The first murrah-swamp cross-breed was born last December, fittingly enough, to Somlith, the first farmer to believe in them. Sophia, seven months old, has long legs and is already as tall as a local female buffalo. Somlith often visits Sophia on the farm. He wants her there, to show other farmers what’s possible. With his extra income, Somlith can send his children to school, pay for electricity, and buy more food for the family. The dairy now works with 150 farmers in 17 villages. Sisanom, the farm’s tour guide, who grew up with buffalo, says: “That’s why the crossbreed is so important. It is impressive for farmers.
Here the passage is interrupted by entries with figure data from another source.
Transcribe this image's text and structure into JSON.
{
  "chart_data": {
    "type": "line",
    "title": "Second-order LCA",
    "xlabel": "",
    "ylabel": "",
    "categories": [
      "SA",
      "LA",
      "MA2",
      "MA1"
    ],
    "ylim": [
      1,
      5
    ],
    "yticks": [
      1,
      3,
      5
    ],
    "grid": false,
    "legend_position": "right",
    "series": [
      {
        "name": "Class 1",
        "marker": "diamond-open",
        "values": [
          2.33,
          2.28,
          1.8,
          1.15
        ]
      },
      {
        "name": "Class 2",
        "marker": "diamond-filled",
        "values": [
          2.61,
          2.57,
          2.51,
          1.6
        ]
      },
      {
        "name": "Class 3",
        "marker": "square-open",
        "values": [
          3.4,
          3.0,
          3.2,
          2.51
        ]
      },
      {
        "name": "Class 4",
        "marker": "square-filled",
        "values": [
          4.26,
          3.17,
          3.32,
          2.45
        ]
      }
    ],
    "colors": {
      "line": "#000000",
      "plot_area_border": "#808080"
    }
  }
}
They see her and realize they can make money.”
As for introducing cheese into Lao daily life, Martin says, “We never intended the locals to be our main customers. But I’m surprised at how quickly they’ve taken to it.” Farm staff who bring milk home often report back the next day with a thumbs-up. On weekends, local families often visit the farm to see the animals and buy milk, too.
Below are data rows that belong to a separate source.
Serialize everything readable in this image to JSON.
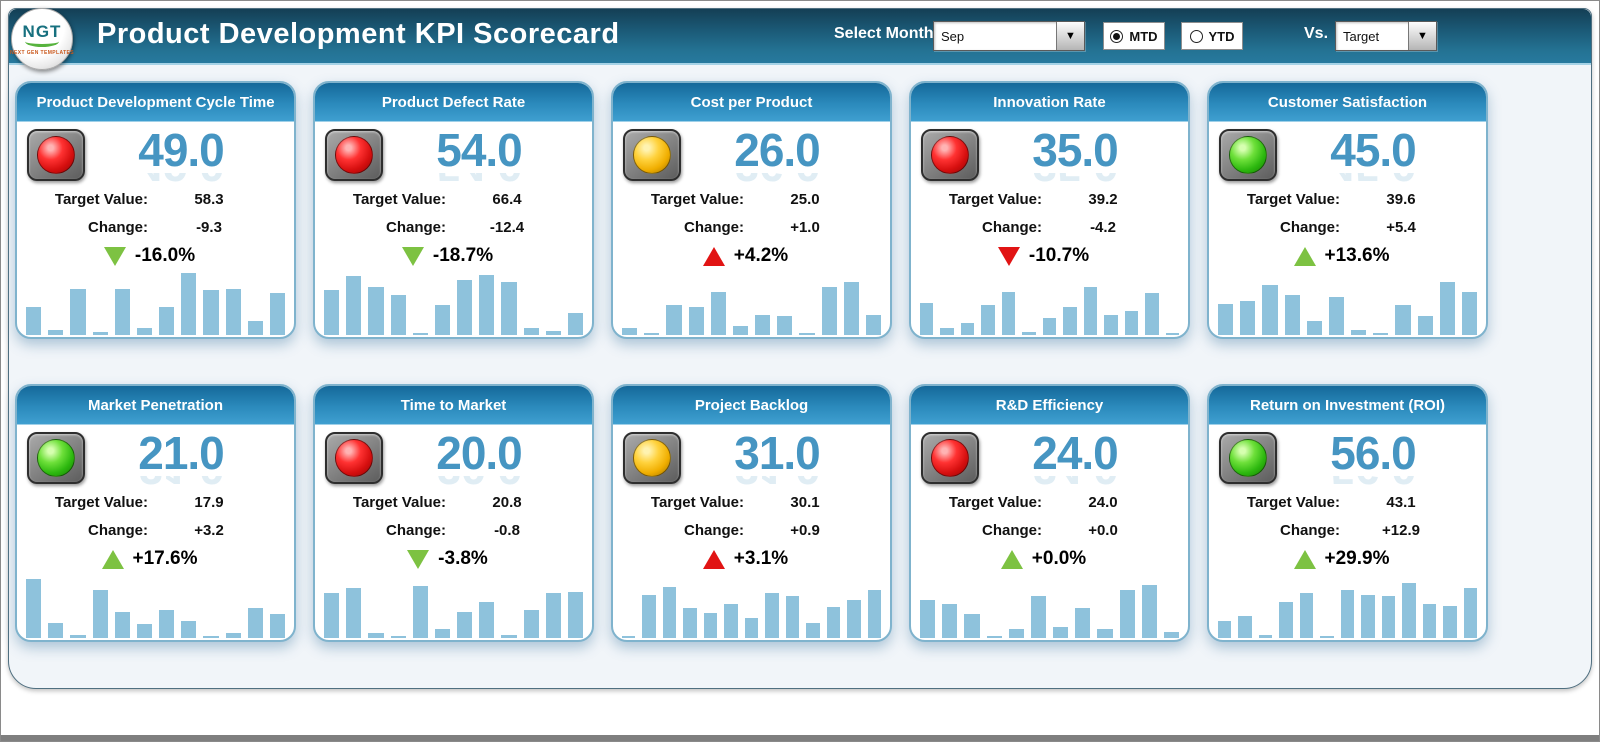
{
  "header": {
    "logo_text": "NGT",
    "logo_subtext": "NEXT GEN TEMPLATES",
    "title": "Product Development KPI Scorecard",
    "select_month_label": "Select Month",
    "month_value": "Sep",
    "period_options": [
      {
        "label": "MTD",
        "selected": true
      },
      {
        "label": "YTD",
        "selected": false
      }
    ],
    "vs_label": "Vs.",
    "vs_value": "Target"
  },
  "labels": {
    "target": "Target Value:",
    "change": "Change:"
  },
  "colors": {
    "header_teal": "#1b5a77",
    "card_header_blue": "#2b8abc",
    "value_blue": "#4695c2",
    "bar_blue": "#8ec2dc",
    "trend_green": "#7dc242",
    "trend_red": "#e11414",
    "status_red": "#d60f0f",
    "status_yellow": "#f0ae00",
    "status_green": "#2db80f"
  },
  "cards": [
    {
      "title": "Product Development Cycle Time",
      "status": "red",
      "value": "49.0",
      "target_value": "58.3",
      "change_value": "-9.3",
      "trend_direction": "down",
      "trend_color": "green",
      "trend_pct": "-16.0%",
      "bars": [
        45,
        8,
        75,
        5,
        75,
        12,
        45,
        100,
        72,
        75,
        22,
        68
      ]
    },
    {
      "title": "Product Defect Rate",
      "status": "red",
      "value": "54.0",
      "target_value": "66.4",
      "change_value": "-12.4",
      "trend_direction": "down",
      "trend_color": "green",
      "trend_pct": "-18.7%",
      "bars": [
        72,
        95,
        78,
        65,
        4,
        48,
        88,
        97,
        85,
        12,
        7,
        35
      ]
    },
    {
      "title": "Cost per Product",
      "status": "yellow",
      "value": "26.0",
      "target_value": "25.0",
      "change_value": "+1.0",
      "trend_direction": "up",
      "trend_color": "red",
      "trend_pct": "+4.2%",
      "bars": [
        12,
        3,
        48,
        45,
        70,
        15,
        32,
        30,
        4,
        78,
        85,
        32
      ]
    },
    {
      "title": "Innovation Rate",
      "status": "red",
      "value": "35.0",
      "target_value": "39.2",
      "change_value": "-4.2",
      "trend_direction": "down",
      "trend_color": "red",
      "trend_pct": "-10.7%",
      "bars": [
        52,
        12,
        20,
        48,
        70,
        5,
        28,
        45,
        78,
        32,
        38,
        68,
        3
      ]
    },
    {
      "title": "Customer Satisfaction",
      "status": "green",
      "value": "45.0",
      "target_value": "39.6",
      "change_value": "+5.4",
      "trend_direction": "up",
      "trend_color": "green",
      "trend_pct": "+13.6%",
      "bars": [
        50,
        55,
        80,
        65,
        22,
        62,
        8,
        3,
        48,
        30,
        85,
        70
      ]
    },
    {
      "title": "Market Penetration",
      "status": "green",
      "value": "21.0",
      "target_value": "17.9",
      "change_value": "+3.2",
      "trend_direction": "up",
      "trend_color": "green",
      "trend_pct": "+17.6%",
      "bars": [
        95,
        25,
        5,
        78,
        42,
        22,
        45,
        28,
        4,
        8,
        48,
        38
      ]
    },
    {
      "title": "Time to Market",
      "status": "red",
      "value": "20.0",
      "target_value": "20.8",
      "change_value": "-0.8",
      "trend_direction": "down",
      "trend_color": "green",
      "trend_pct": "-3.8%",
      "bars": [
        72,
        80,
        8,
        4,
        84,
        15,
        42,
        58,
        5,
        45,
        72,
        75
      ]
    },
    {
      "title": "Project Backlog",
      "status": "yellow",
      "value": "31.0",
      "target_value": "30.1",
      "change_value": "+0.9",
      "trend_direction": "up",
      "trend_color": "red",
      "trend_pct": "+3.1%",
      "bars": [
        3,
        70,
        82,
        48,
        40,
        55,
        32,
        72,
        68,
        25,
        50,
        62,
        78
      ]
    },
    {
      "title": "R&D Efficiency",
      "status": "red",
      "value": "24.0",
      "target_value": "24.0",
      "change_value": "+0.0",
      "trend_direction": "up",
      "trend_color": "green",
      "trend_pct": "+0.0%",
      "bars": [
        62,
        55,
        38,
        3,
        15,
        68,
        18,
        48,
        15,
        78,
        85,
        10
      ]
    },
    {
      "title": "Return on Investment (ROI)",
      "status": "green",
      "value": "56.0",
      "target_value": "43.1",
      "change_value": "+12.9",
      "trend_direction": "up",
      "trend_color": "green",
      "trend_pct": "+29.9%",
      "bars": [
        28,
        35,
        5,
        58,
        72,
        3,
        78,
        70,
        68,
        88,
        55,
        52,
        80
      ]
    }
  ]
}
It’s dusk on this June day. The two dozen tourists who came today—visiting from all over Asia, the U.S., the United Kingdom, and Australia—have gone. The cheese is packed. It’s a tranquil moment on the farm. This is O’Shea’s favorite time, looking out at the mountains that surround Northern Laos. “Eventually I’d like to be able to put my cheese on a world stage,” she says. “Even if I don’t win, I’d like to know that it was good enough. That was our whole concept: If we were going to make cheese, it wasn’t cheese that’s only good for Laos. It needs to be cheese that is good anywhere.”